Opinion: Co-op ordinance has fundamental problems
Boulder’s current draft
ordinance for co-operative housing units (“co-ops”) has a very long way to go
to balance the desires and concerns of the various parties while preserving
Boulder’s neighborhoods.
There are big problems
with trying to allow co-ops to operate in rental units. It is almost impossible
to objectively distinguish a co-op from an over-occupied rental. Saying, “I
know one when I see one,” the current city mantra, does not provide a bright
line for enforcement officers or the courts. Allowing a third party that
promotes co-ops to “certify” them is crazy, because they are likely to approve
questionable groups just to gain constituents. Requiring the co-op groups to be
incorporated will just create a cottage industry to do the paperwork, no doubt
funded by landlords interested in higher occupancies and rents, but providing
no particular benefit to the neighbors. Finally, allowing rental co-ops will
accentuate the conflicts between landlords and neighboring owner-residents.
The ordinance’s
rent-control provision has significant issues, including its questionable
legality since rent control is mostly forbidden in Colorado. The rent cap is
currently proposed at 110 percent of comparable rents in similar buildings
averaged over the whole city; the extra 10 percent is to allow for increased
wear and tear by more residents. But setting limits based on city-wide averages
just creates an economic incentive to do co-ops in the few remaining relatively
affordable neighborhoods and use up their single-family housing. Of course,
without rent caps, most affordability benefits will be lost. And if co-op
licenses are owned by groups rather than tied to the property, as some have
proposed, the wealthiest co-op groups will outbid others for the available
locations, further invalidating any affordability benefit.
The ordinance speaks of
“neighborhood compatibility,” but lacks a comprehensive set of appropriate
standards. For example, in spite of the city’s overall push to limit auto use,
the restrictions on cars are weak, allowing four cars per co-op, all of which
can be parked on the street. This is more than what most families have. And
since the occupants might actually own eight or 10 cars, enforcement of this
requirement will require every neighborhood to have a strictly-enforced parking
permit program. Off-street parking will have to be limited to prevent the yards
from becoming parking lots.
Then there is the licensing itself. The staff
memo says this was adopted from the rental licensing section of the city code.
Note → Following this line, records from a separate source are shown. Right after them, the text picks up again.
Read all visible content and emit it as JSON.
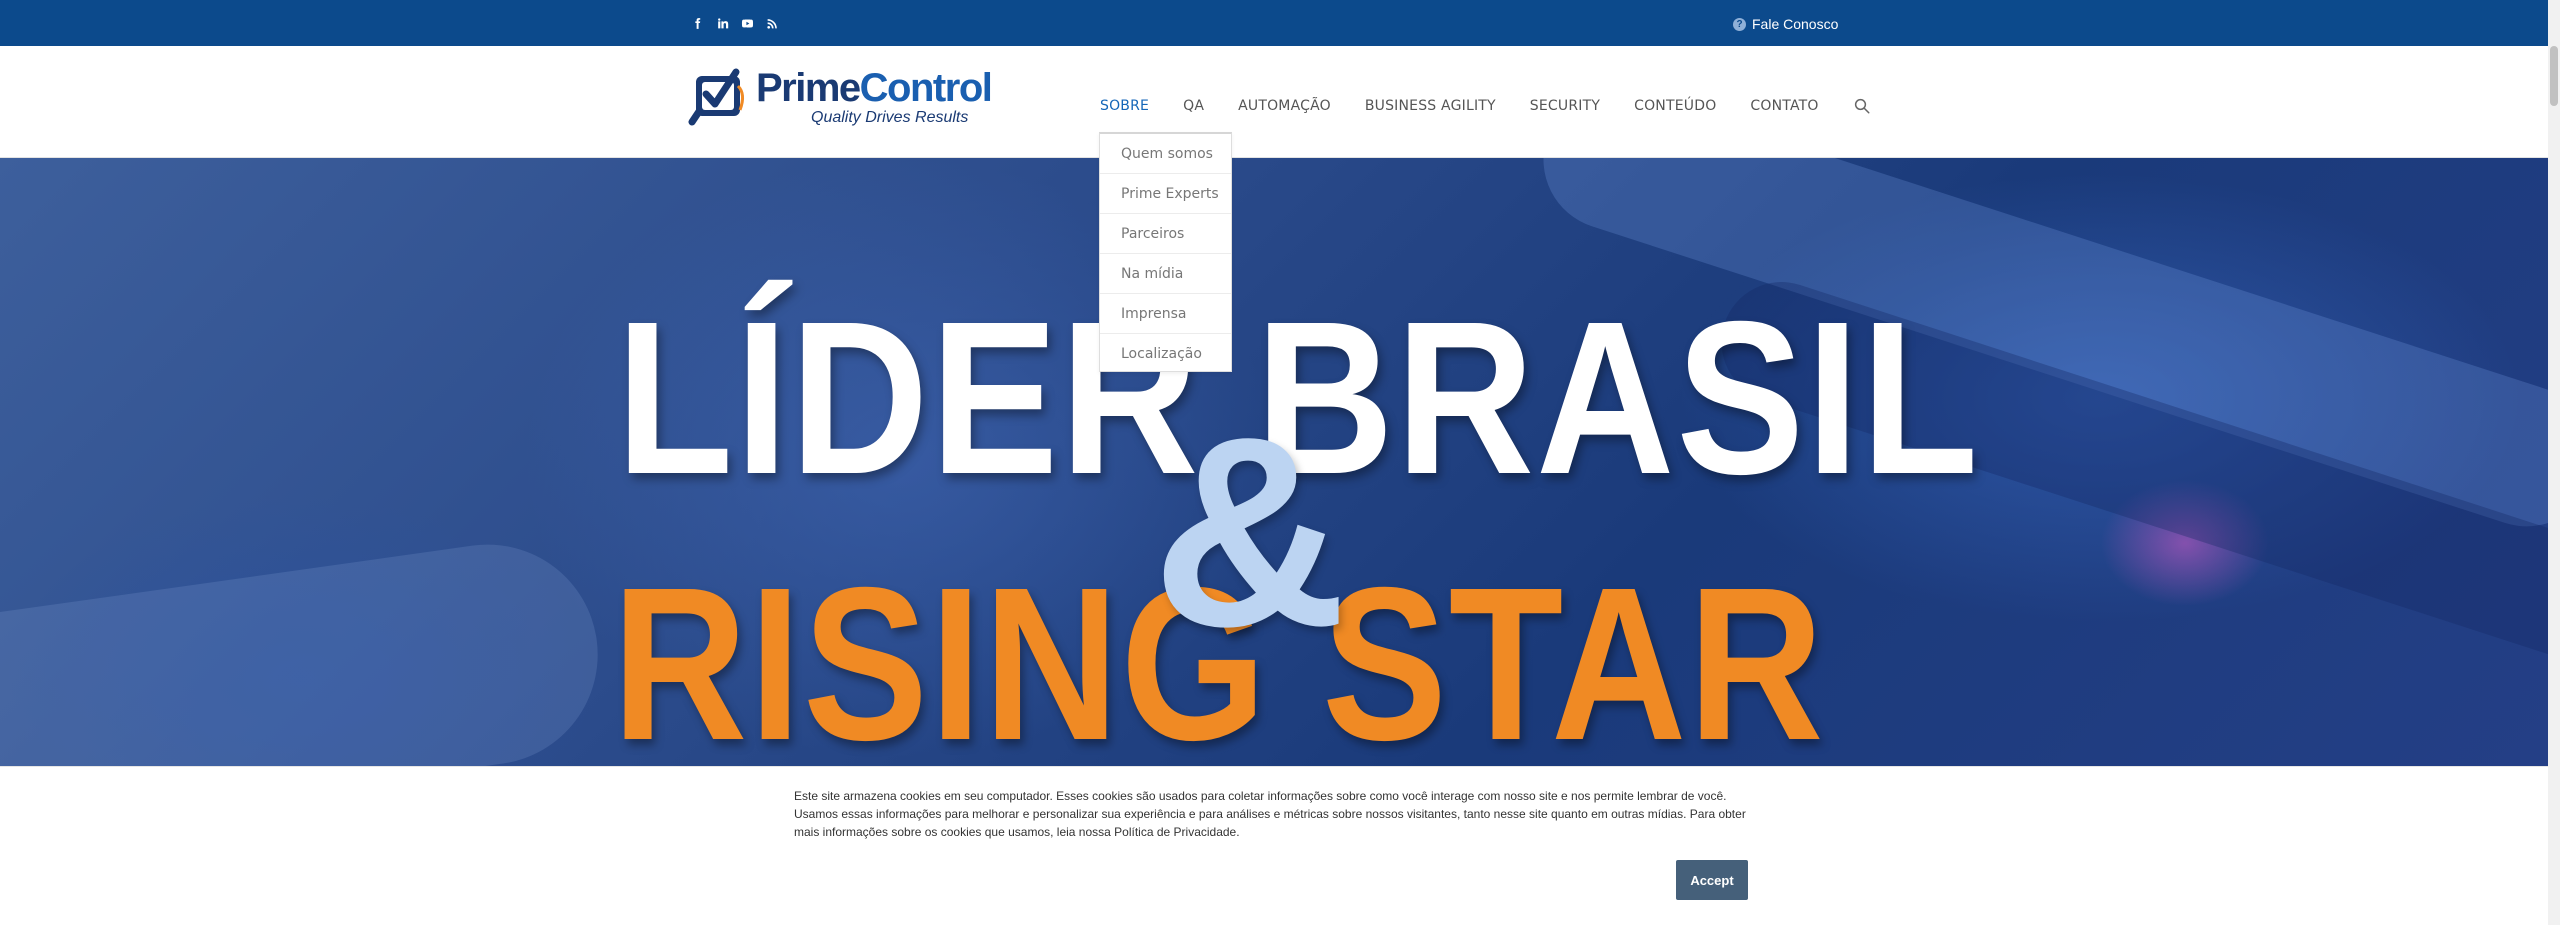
{
  "topbar": {
    "social": [
      {
        "name": "facebook"
      },
      {
        "name": "linkedin"
      },
      {
        "name": "youtube"
      },
      {
        "name": "rss"
      }
    ],
    "contact_label": "Fale Conosco"
  },
  "logo": {
    "name_part1": "Prime",
    "name_part2": "Control",
    "tagline": "Quality Drives Results"
  },
  "nav": {
    "items": [
      {
        "label": "SOBRE",
        "active": true
      },
      {
        "label": "QA"
      },
      {
        "label": "AUTOMAÇÃO"
      },
      {
        "label": "BUSINESS AGILITY"
      },
      {
        "label": "SECURITY"
      },
      {
        "label": "CONTEÚDO"
      },
      {
        "label": "CONTATO"
      }
    ],
    "dropdown": [
      "Quem somos",
      "Prime Experts",
      "Parceiros",
      "Na mídia",
      "Imprensa",
      "Localização"
    ]
  },
  "hero": {
    "line1": "LÍDER BRASIL",
    "amp": "&",
    "line2": "RISING STAR"
  },
  "cookie": {
    "text": "Este site armazena cookies em seu computador. Esses cookies são usados para coletar informações sobre como você interage com nosso site e nos permite lembrar de você. Usamos essas informações para melhorar e personalizar sua experiência e para análises e métricas sobre nossos visitantes, tanto nesse site quanto em outras mídias. Para obter mais informações sobre os cookies que usamos, leia nossa Política de Privacidade.",
    "accept_label": "Accept"
  },
  "colors": {
    "topbar": "#0c4a8c",
    "nav_active": "#1466b8",
    "hero_orange": "#f08a24",
    "accept_button": "#45607a"
  }
}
But there is an essential difference between licensing rentals and licensing
co-ops. Rentals are already allowed in most zoning categories, so licensing is
just an additional restriction. But if licensing co-ops is OK, will the council
next license micro-motels, pot shops, or whatever else a single-family home
could be used for? By the way, licensing the group rather than the location
solves nothing, since the impacts of co-ops are location-specific; what might
be tolerable in a high-density area may not be in a low-density one.
“Grandfathering” existing
illegal co-ops is going to create some really big problems. First of all, if
“grandfathering” gets a co-op to the head of the approval line, over-occupied
rentals posing as co-ops will instantly become very popular with landlords,
even more so than the city’s promise to not prosecute them has already induced.
Also, apparently the city has not identified the existing illegal co-ops. So
what happens if two illegal rental “co-ops”turn out to be closer than allowed
by the ordinance’s minimum separation distance? Do they both get approved? And
what if there are more co-ops in a given neighborhood than the ordinance would
allow for the foreseeable future under the ordinance’s rate restriction? Does
the neighborhood have to put up with this glut, just because the council passed
the ordinance without knowing what was on the ground?
City staff apparently
failed to notice that some neighborhoods have HOA rules or covenants that
prevent homes from being turned into co-ops. Is the city going to take them to
court to attempt to void these rules? Or will the city respect their
agreements, and end up with the other neighborhoods as sacrifice zones?
Finally, the city
acknowledges that current enforcement is inadequate, so why should anyone
expect better with co-ops? But there is a solution: Give the immediate
neighbors a vote as part of the co-op licensing process. If the co-op can’t
garner approval of 75 percent of its neighbors when their license comes up for
renewal, which should be every two years, not every four as currently written,
then they’re out. Simple, and effective!